Podcasty przeżywają renesans. Stały się jednym z najlepszych sposobów na dobre spędzenie czasu w samochodzie np. w drodze do pracy. Problemem pozostaje tylko wybór. Od czego zacząć, jak się w tym wszystkim znaleźć i dlaczego warto?
Zaskakujące, że polecam podcasty. Zawsze miałem problem z przyswajaniem tekstu w postaci dźwięku. Moja ewolucja zaczęła się od.. spalonego mostu, który wydłużył drogę do pracy. Zacząłem z sensacyjnymi audiobookami. To ułatwia – polecam cokolwiek z cyklu z Jackiem Reacherem na drogę samochodem np. nad morze. Mija znacznie szybciej. Po sensacji przerzuciłem się na literaturę biznesową a kiedyś spróbowałem podcastów… i przepadłem.
Medium nie jest szczególnie nowe czy zaawansowane, ale z jakiegoś powodu rok – dwa temu mocno wzrosła jego popularność. Diagnozę, że stoi za tym dostęp do technologii na odpowiednim poziomie w samochodach + długie dojazdy do pracy znalazłem w NYMag. Wzrost popularności wywołuje rozwój oferty, powstają kolejne podcasty i ich sieci a w efekcie… mamy problem z nadmiarem. Nie ma Googla ani Youtuba dla podcastów, więc by znaleźć coś dla siebie, trzeba próbować. Są w aplikacjach gwiazdki i rekomendacje, ale to trochę jak z filmami – nie wiadomo, który z dwóch naprawdę dobrych przypadnie do gustu akurat Tobie.

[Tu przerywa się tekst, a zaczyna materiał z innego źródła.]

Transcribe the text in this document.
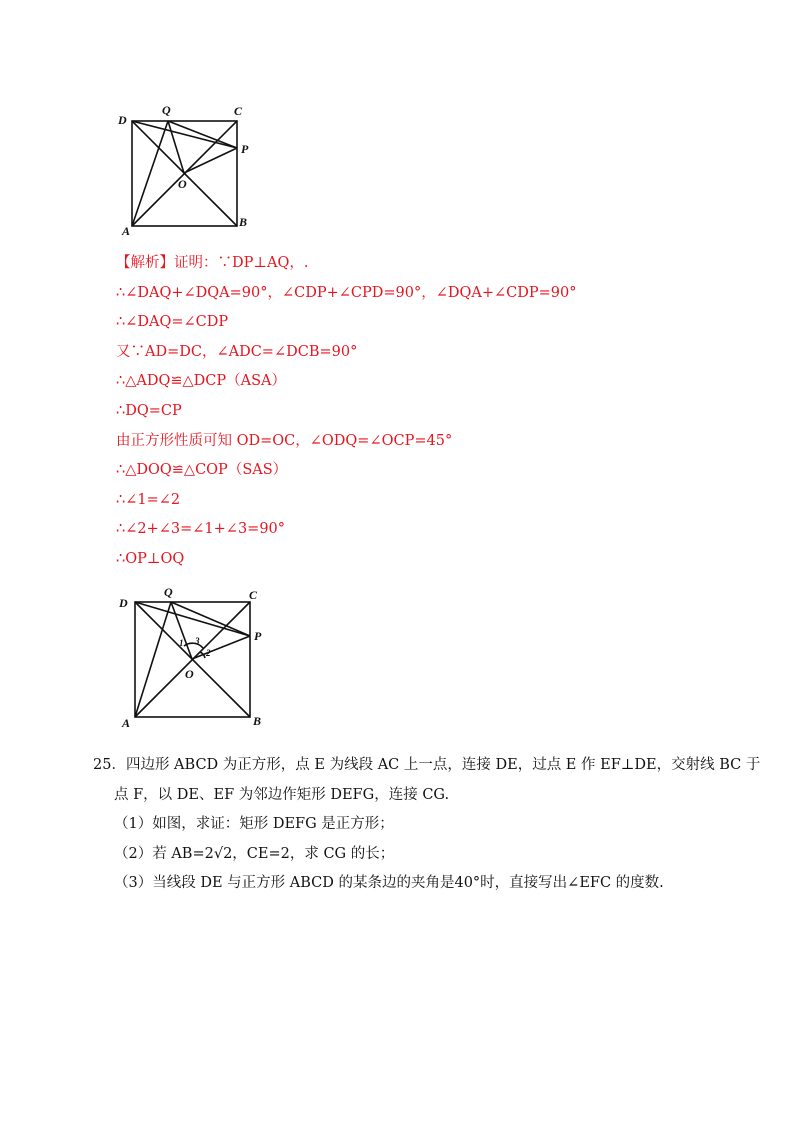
D
Q	C
P
O
A
B
【解析】证明：∵DP⊥AQ，.
∴∠DAQ+∠DQA=90°，∠CDP+∠CPD=90°，∠DQA+∠CDP=90°
∴∠DAQ=∠CDP
又∵AD=DC，∠ADC=∠DCB=90°
∴△ADQ≌△DCP（ASA）
∴DQ=CP
由正方形性质可知 OD=OC，∠ODQ=∠OCP=45°
∴△DOQ≌△COP（SAS）
∴∠1=∠2
∴∠2+∠3=∠1+∠3=90°
∴OP⊥OQ
D
Q	C
P
O
A	B
1
2
3
25．四边形 ABCD 为正方形，点 E 为线段 AC 上一点，连接 DE，过点 E 作 EF⊥DE，交射线 BC 于
点 F，以 DE、EF 为邻边作矩形 DEFG，连接 CG.
（1）如图，求证：矩形 DEFG 是正方形；
（2）若 AB=2√2，CE=2，求 CG 的长；
（3）当线段 DE 与正方形 ABCD 的某条边的夹角是40°时，直接写出∠EFC 的度数.
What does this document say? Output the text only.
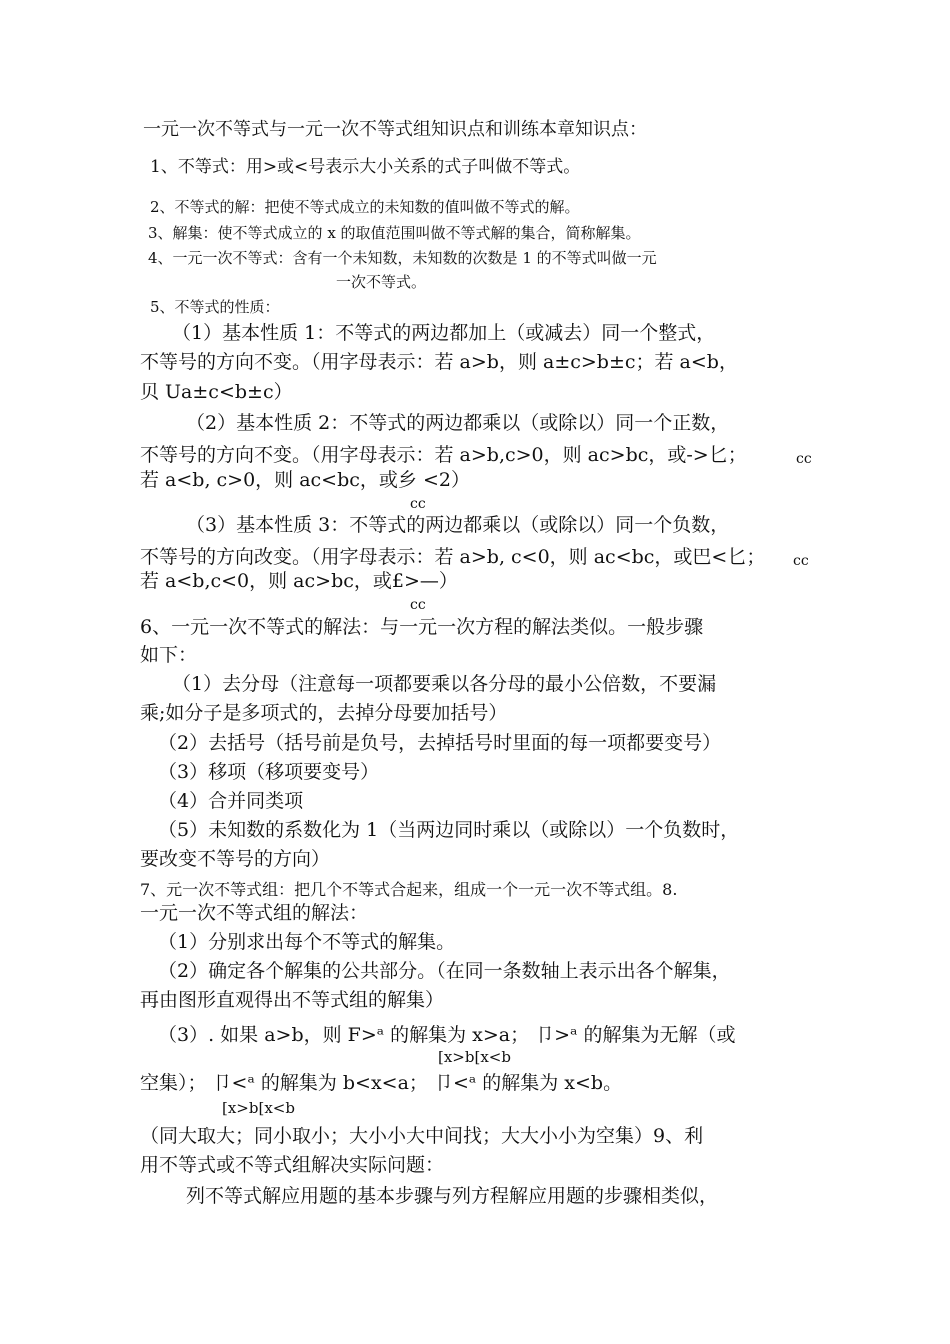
一元一次不等式与一元一次不等式组知识点和训练本章知识点：
1、不等式：用>或<号表示大小关系的式子叫做不等式。
2、不等式的解：把使不等式成立的未知数的值叫做不等式的解。
3、解集：使不等式成立的 x 的取值范围叫做不等式解的集合，简称解集。
4、一元一次不等式：含有一个未知数，未知数的次数是 1 的不等式叫做一元
一次不等式。
5、不等式的性质：
（1）基本性质 1：不等式的两边都加上（或减去）同一个整式，
不等号的方向不变。（用字母表示：若 a>b，则 a±c>b±c；若 a<b，
贝 Ua±c<b±c）
（2）基本性质 2：不等式的两边都乘以（或除以）同一个正数，
不等号的方向不变。（用字母表示：若 a>b,c>0，则 ac>bc，或->匕；	cc
若 a<b, c>0，则 ac<bc，或乡 <2）
cc
（3）基本性质 3：不等式的两边都乘以（或除以）同一个负数，
不等号的方向改变。（用字母表示：若 a>b, c<0，则 ac<bc，或巴<匕； cc
若 a<b,c<0，则 ac>bc，或£>—）
cc
6、一元一次不等式的解法：与一元一次方程的解法类似。一般步骤
如下：
（1）去分母（注意每一项都要乘以各分母的最小公倍数，不要漏
乘;如分子是多项式的，去掉分母要加括号）
（2）去括号（括号前是负号，去掉括号时里面的每一项都要变号）
（3）移项（移项要变号）
（4）合并同类项
（5）未知数的系数化为 1（当两边同时乘以（或除以）一个负数时，
要改变不等号的方向）
7、元一次不等式组：把几个不等式合起来，组成一个一元一次不等式组。8.
一元一次不等式组的解法：
（1）分别求出每个不等式的解集。
（2）确定各个解集的公共部分。（在同一条数轴上表示出各个解集，
再由图形直观得出不等式组的解集）
（3）. 如果 a>b，则 F>ᵃ 的解集为 x>a； 卩>ᵃ 的解集为无解（或
[x>b[x<b
空集）； 卩<ᵃ 的解集为 b<x<a； 卩<ᵃ 的解集为 x<b。
[x>b[x<b
（同大取大；同小取小；大小小大中间找；大大小小为空集）9、利
用不等式或不等式组解决实际问题：
列不等式解应用题的基本步骤与列方程解应用题的步骤相类似，
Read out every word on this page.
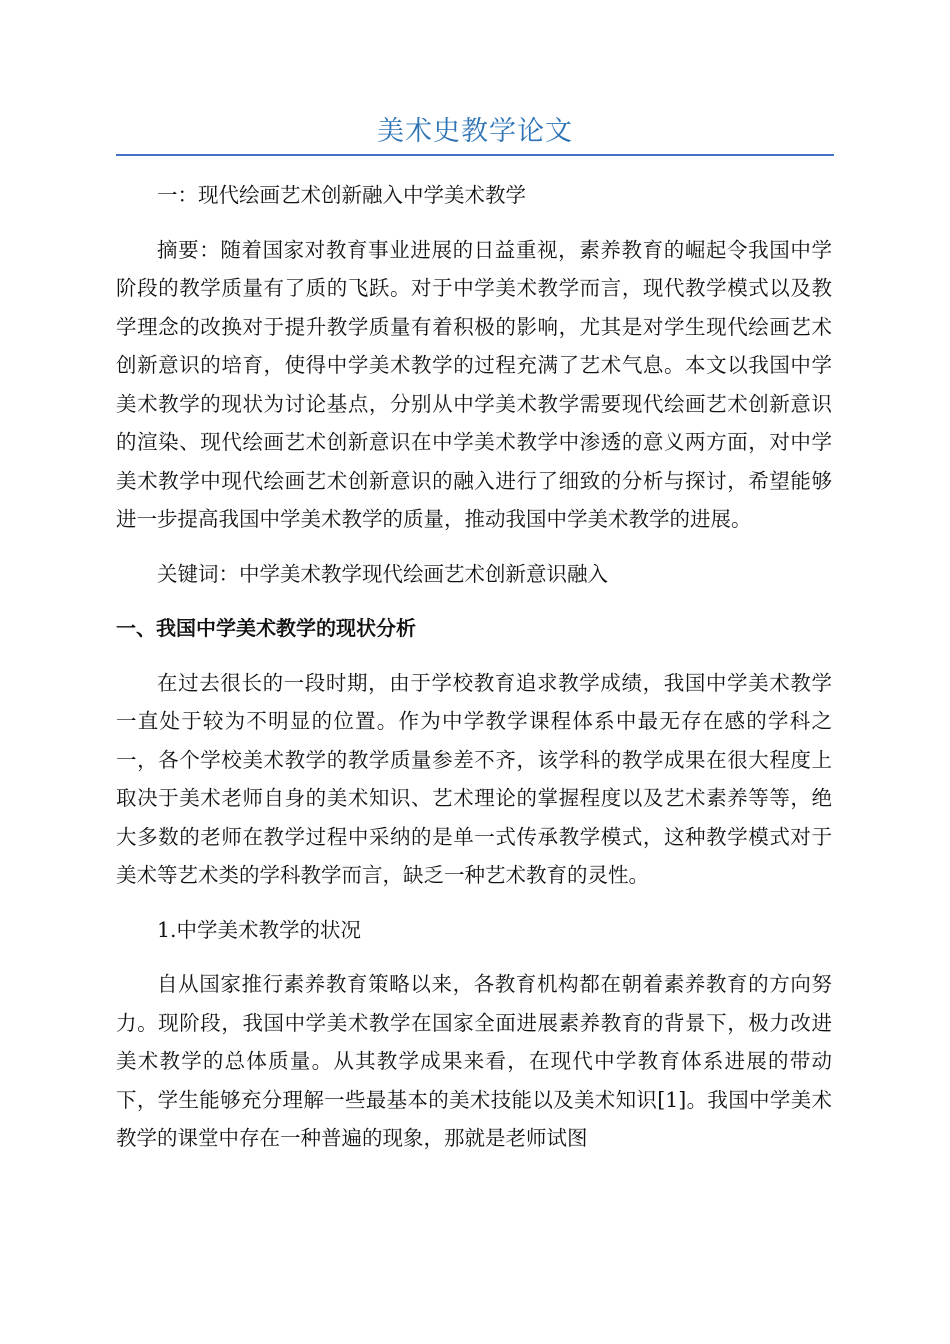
美术史教学论文

一：现代绘画艺术创新融入中学美术教学

摘要：随着国家对教育事业进展的日益重视，素养教育的崛起令我国中学阶段的教学质量有了质的飞跃。对于中学美术教学而言，现代教学模式以及教学理念的改换对于提升教学质量有着积极的影响，尤其是对学生现代绘画艺术创新意识的培育，使得中学美术教学的过程充满了艺术气息。本文以我国中学美术教学的现状为讨论基点，分别从中学美术教学需要现代绘画艺术创新意识的渲染、现代绘画艺术创新意识在中学美术教学中渗透的意义两方面，对中学美术教学中现代绘画艺术创新意识的融入进行了细致的分析与探讨，希望能够进一步提高我国中学美术教学的质量，推动我国中学美术教学的进展。

关键词：中学美术教学现代绘画艺术创新意识融入

一、我国中学美术教学的现状分析

在过去很长的一段时期，由于学校教育追求教学成绩，我国中学美术教学一直处于较为不明显的位置。作为中学教学课程体系中最无存在感的学科之一，各个学校美术教学的教学质量参差不齐，该学科的教学成果在很大程度上取决于美术老师自身的美术知识、艺术理论的掌握程度以及艺术素养等等，绝大多数的老师在教学过程中采纳的是单一式传承教学模式，这种教学模式对于美术等艺术类的学科教学而言，缺乏一种艺术教育的灵性。

1.中学美术教学的状况

自从国家推行素养教育策略以来，各教育机构都在朝着素养教育的方向努力。现阶段，我国中学美术教学在国家全面进展素养教育的背景下，极力改进美术教学的总体质量。从其教学成果来看，在现代中学教育体系进展的带动下，学生能够充分理解一些最基本的美术技能以及美术知识[1]。我国中学美术教学的课堂中存在一种普遍的现象，那就是老师试图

Kluczowe są osobowośc autora, sposób prowadzenia konwersacji, interesujący goście i temat. Kontrowersje może budzić długość. Niektórzy mówią „więcej niż 15 minut to za dużo”. Dla mnie dobry podcast mógłby trwać wiecznie. Słucham np. Hardcore History, jestem w trakcie czwartej (czwartej!) części cyklu o pierwszej wojnie światowej. Każda z nich trwa ponad 3 godziny i ani chwili się przy tym nie nudzę. Ten podcast jest akurat wyjątkowy, gdyż słuchamy cały czas jednego faceta. Ale jak on ciekawie mówi! Na start polecam odcinek Prophets of Doom.
Skupiam się na podcastach anglojęzycznych i tematach poza „branżą”. Pierwsze zapewnia kontakt z językiem, drugie poszerza horyzonty. Niewiele dotąd znalazłem rzeczy dobrych, ale w tych, które mi odpowiadają, mam spore archiwa do przesłuchania. Tak jest z podcastem Tima Ferissa, od którego – szczęśliwie – zacząłem. Już pierwszy przesłuchany odcinek – gościem był Seth Godin – zainspirował. Seth pisze coś codziennie na swoim blogu robiąc jeszcze w życiu parę rzeczy. Dlaczego miałbym nie robić tego co 2 tygodnie?
Podcast Tima koncetruje się na procesie kreatywnym i produktywności. Jest w nim sporo ciekawych gości, autor świetnie prowadzi rozmowy. Dobre są powtarzające się pytania o książki, inspiracje, rutyny i sposoby na produktywność. Często jakość zależy od gościa i nie zawsze w sposób, w jaki się spodziewamy. Nie podobał mi się np. odcinek z Peterem Thielem, (inwestor, autor świetnej książki „Zero to One”). Polecam za to rozmowy z Kevinem Kellym (założyciel „Wired”), pisarzem Samem Harrisem, Joshem Waitzkinem (mistrz szachów i brazylijskiego ju-jitsu, po prostu posłuchajcie), ale też z Pavlem Tsatsouline (trener komandosów, pochodzi z Białorusi) i Jocko Willinkiem. Jocko, na litość boską, jest żołnierzem, ale posłuchajcie tego żołnierza…
Jeśli Ferris wam nie odpowiada, warto spróbowć Joe Rogana (też potrafi rozmawiać przez 4 godziny), dobrze się słucha Marca Marona. Zainteresowanym światem finansów i zarządzania polecam podcast Bloomberga Masters in Business, gdzie właśnie gościł profesor Danny Kahneman. Przy okazji – to dobry sposób żeby sprawdzić, który podcast nam odpowiada – wrzucić w google nazwisko człowieka, z którym rozmowy chcemy posłuchać i słowo podcast – ciekawi ludzie przewiają się przez różne audycje.